Online Program

Latino Adolescents Coping with Racism: The Role of Ethnic Identity, Social Support, and Anger Regulation in the Discrimination—Depression Link

Wednesday, November 4, 2015

Irene Park, Ph.D., Department of Psychiatry, Indiana University School of Medicine - South Bend, South Bend, IN
Margarita Alegria, PhD, Psychiatry--Center for Multicultural MH Research, Harvard Medical School, Somerville, MA
Adelante Research Team, Indiana University School of Medicine - South Bend, South Bend, IN
Background: One major contributing factor to health disparities is racial/ethnic discrimination. As an acute or chronic stressor that can accumulate risk over time, discrimination has been consistently associated with poor mental health outcomes. Yet many questions remain unanswered regarding protective factors that can reduce the detrimental impact of discrimination on mental health, particularly in specific cultural contexts.
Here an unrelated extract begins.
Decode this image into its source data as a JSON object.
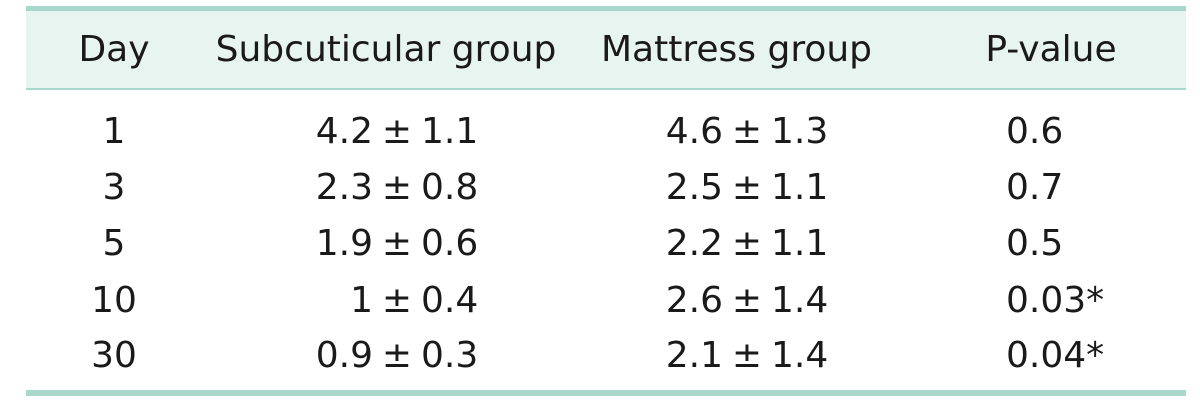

Few studies of racism and health have focused on Latino youths, although they experience striking disparities (e.g., higher attempted suicide rates) and belong to the nation’s largest ethnic group. The present study tested racial/ethnic identity, social support, and anger regulation as three types of coping resources in the link between discrimination stress appraisals and mental health among Latino adolescents in the Midwest.
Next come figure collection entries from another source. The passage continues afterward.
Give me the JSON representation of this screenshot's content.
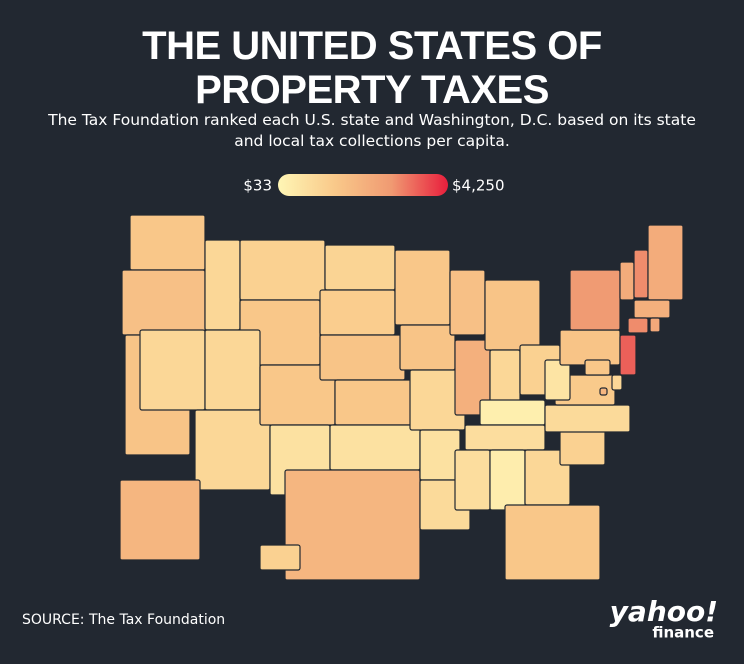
{
  "title": "THE UNITED STATES OF PROPERTY TAXES",
  "subtitle": "The Tax Foundation ranked each U.S. state and Washington, D.C. based on its state and local tax collections per capita.",
  "legend": {
    "min": {
      "value": 33,
      "label": "$33"
    },
    "max": {
      "value": 4250,
      "label": "$4,250"
    },
    "colors": [
      "#fff6b5",
      "#f9c98a",
      "#f09a72",
      "#e81e3c"
    ]
  },
  "regions": {
    "values": [
      1500,
      1700,
      1600,
      1000,
      1000,
      1200,
      1500,
      1000,
      1000,
      1500,
      700,
      1100,
      1300,
      1600,
      1500,
      700,
      2000,
      1500,
      1600,
      1000,
      700,
      900,
      1700,
      2200,
      1600,
      1000,
      1200,
      250,
      800,
      800,
      300,
      1000,
      1500,
      1200,
      900,
      1400,
      600,
      1600,
      2800,
      2300,
      3000,
      2300,
      2200,
      3000,
      2400,
      3500,
      1000,
      1500,
      2000,
      2000,
      1200
    ]
  },
  "source": "SOURCE: The Tax Foundation",
  "logo": {
    "brand": "yahoo!",
    "product": "finance"
  }
}
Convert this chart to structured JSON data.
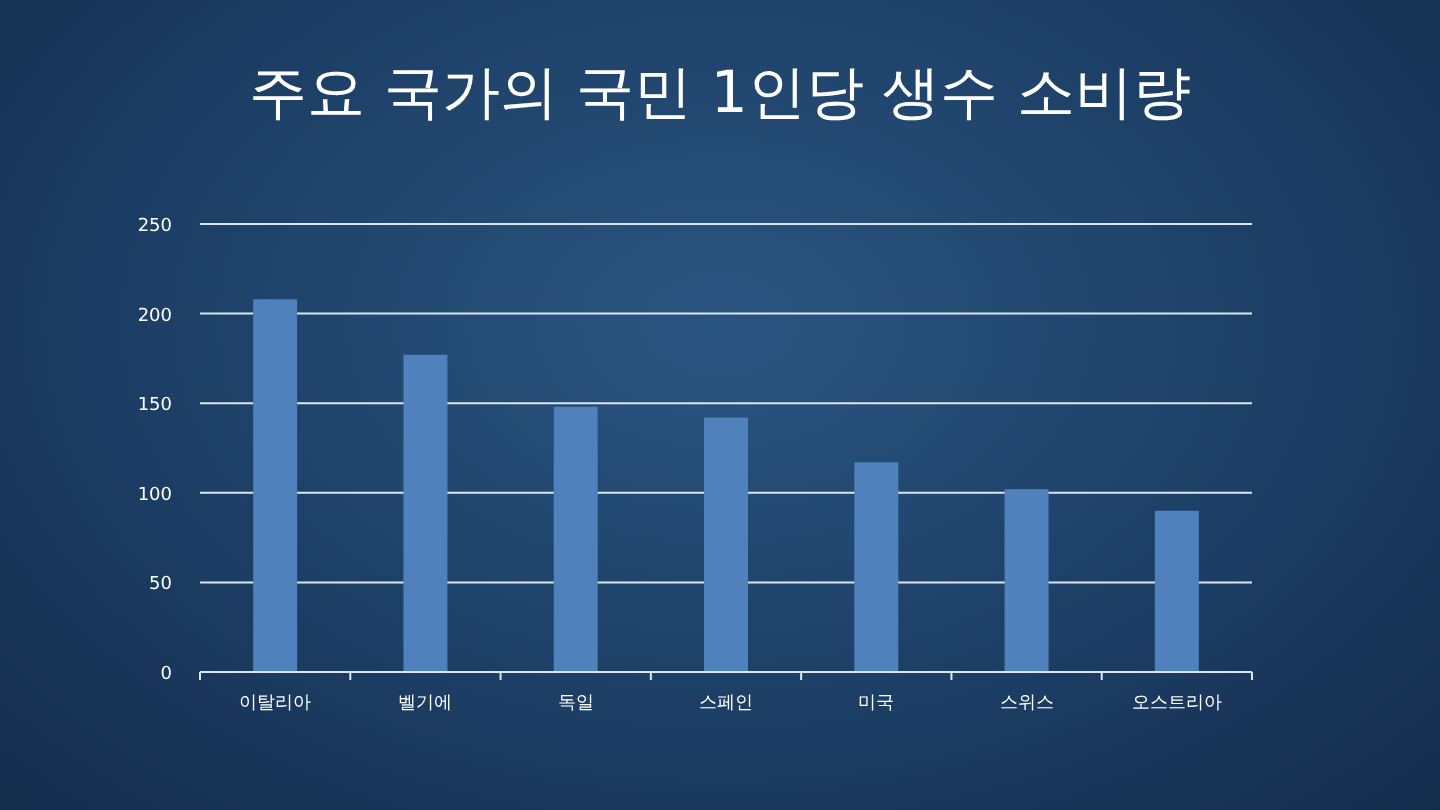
{
  "chart_data": {
    "type": "bar",
    "title": "주요 국가의 국민 1인당 생수 소비량",
    "categories": [
      "이탈리아",
      "벨기에",
      "독일",
      "스페인",
      "미국",
      "스위스",
      "오스트리아"
    ],
    "values": [
      208,
      177,
      148,
      142,
      117,
      102,
      90
    ],
    "color": "#4f81bd",
    "ylim": [
      0,
      250
    ],
    "yticks": [
      0,
      50,
      100,
      150,
      200,
      250
    ],
    "grid": "y"
  }
}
Methodology: Participants were 269 Mexican-origin adolescents recruited from public school systems, churches, and community-based organizations in the Midwest. Adolescents completed self-report surveys using an audio computer-assisted self-interview (ACASI) approach. Multiple regression analyses were used to test for interaction effects of the 3 sets of hypothesized moderators (ethnic identity, social support, anger regulation) in the association between discrimination stress appraisals and depressive symptoms. Age, gender, and nativity status were controlled for in all analyses.
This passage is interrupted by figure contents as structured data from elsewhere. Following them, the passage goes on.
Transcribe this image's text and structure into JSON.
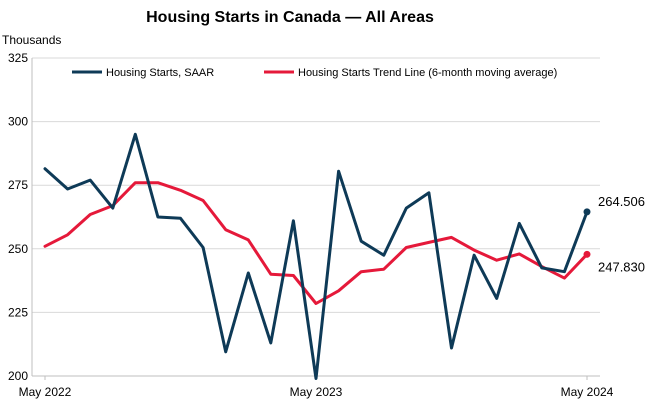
{
  "colors": {
    "series_primary": "#0e3a57",
    "series_trend": "#e5193a",
    "grid": "#d9d9d9",
    "axis": "#bfbfbf"
  },
  "chart_data": {
    "type": "line",
    "title": "Housing Starts in Canada — All Areas",
    "ylabel": "Thousands",
    "xlabel": "",
    "x_tick_labels": [
      "May 2022",
      "May 2023",
      "May 2024"
    ],
    "y_ticks": [
      200,
      225,
      250,
      275,
      300,
      325
    ],
    "ylim": [
      200,
      325
    ],
    "grid": true,
    "legend_position": "top",
    "x": [
      "May 2022",
      "Jun 2022",
      "Jul 2022",
      "Aug 2022",
      "Sep 2022",
      "Oct 2022",
      "Nov 2022",
      "Dec 2022",
      "Jan 2023",
      "Feb 2023",
      "Mar 2023",
      "Apr 2023",
      "May 2023",
      "Jun 2023",
      "Jul 2023",
      "Aug 2023",
      "Sep 2023",
      "Oct 2023",
      "Nov 2023",
      "Dec 2023",
      "Jan 2024",
      "Feb 2024",
      "Mar 2024",
      "Apr 2024",
      "May 2024"
    ],
    "series": [
      {
        "name": "Housing Starts, SAAR",
        "color": "#0e3a57",
        "values": [
          281.5,
          273.5,
          277.0,
          266.0,
          295.0,
          262.5,
          262.0,
          250.5,
          209.5,
          240.5,
          213.0,
          261.0,
          199.0,
          280.5,
          253.0,
          247.5,
          266.0,
          272.0,
          211.0,
          247.5,
          230.5,
          260.0,
          242.5,
          241.0,
          264.506
        ],
        "end_label": "264.506"
      },
      {
        "name": "Housing Starts Trend Line (6-month moving average)",
        "color": "#e5193a",
        "values": [
          251.0,
          255.5,
          263.5,
          267.0,
          276.0,
          276.0,
          273.0,
          269.0,
          257.5,
          253.5,
          240.0,
          239.5,
          228.5,
          233.5,
          241.0,
          242.0,
          250.5,
          252.5,
          254.5,
          249.5,
          245.5,
          248.0,
          243.0,
          238.5,
          247.83
        ],
        "end_label": "247.830"
      }
    ]
  }
}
Results: As hypothesized, ethnic identity commitment and social support buffered youths against the adverse impact of discrimination stress appraisals on depressive symptoms; anger regulation was not a significant moderator.

Conclusion: Findings suggest that coping resources such as racial/ethnic identity and social support can help reduce the adverse impact of racial/ethnic discrimination on mental health among Latino adolescents.

Learning Areas:

Diversity and culture
Public health or related research
Social and behavioral sciences

Learning Objectives:
Identify protective factors or coping resources that can reduce the adverse effect of racial/ethnic discrimination on depressive symptoms among Latino adolescents in the Midwest.

Keyword(s): Latinos, Child/Adolescent Mental Health

Presenting author's disclosure statement:

Qualified on the content I am responsible for because: I am the Principal Investigator on the NIH-funded study described in this abstract. I have been the principal investigator of two federally funded grants focusing on the mental health of minority immigrant adolescents in the Midwest. My scientific interests have focused on sociocultural contexts of mental health as well as sources of risk and resilience in immigrant populations.
Any relevant financial relationships? No

I agree to comply with the American Public Health Association Conflict of Interest and Commercial Support Guidelines, and to disclose to the participants any off-label or experimental uses of a commercial product or service discussed in my presentation.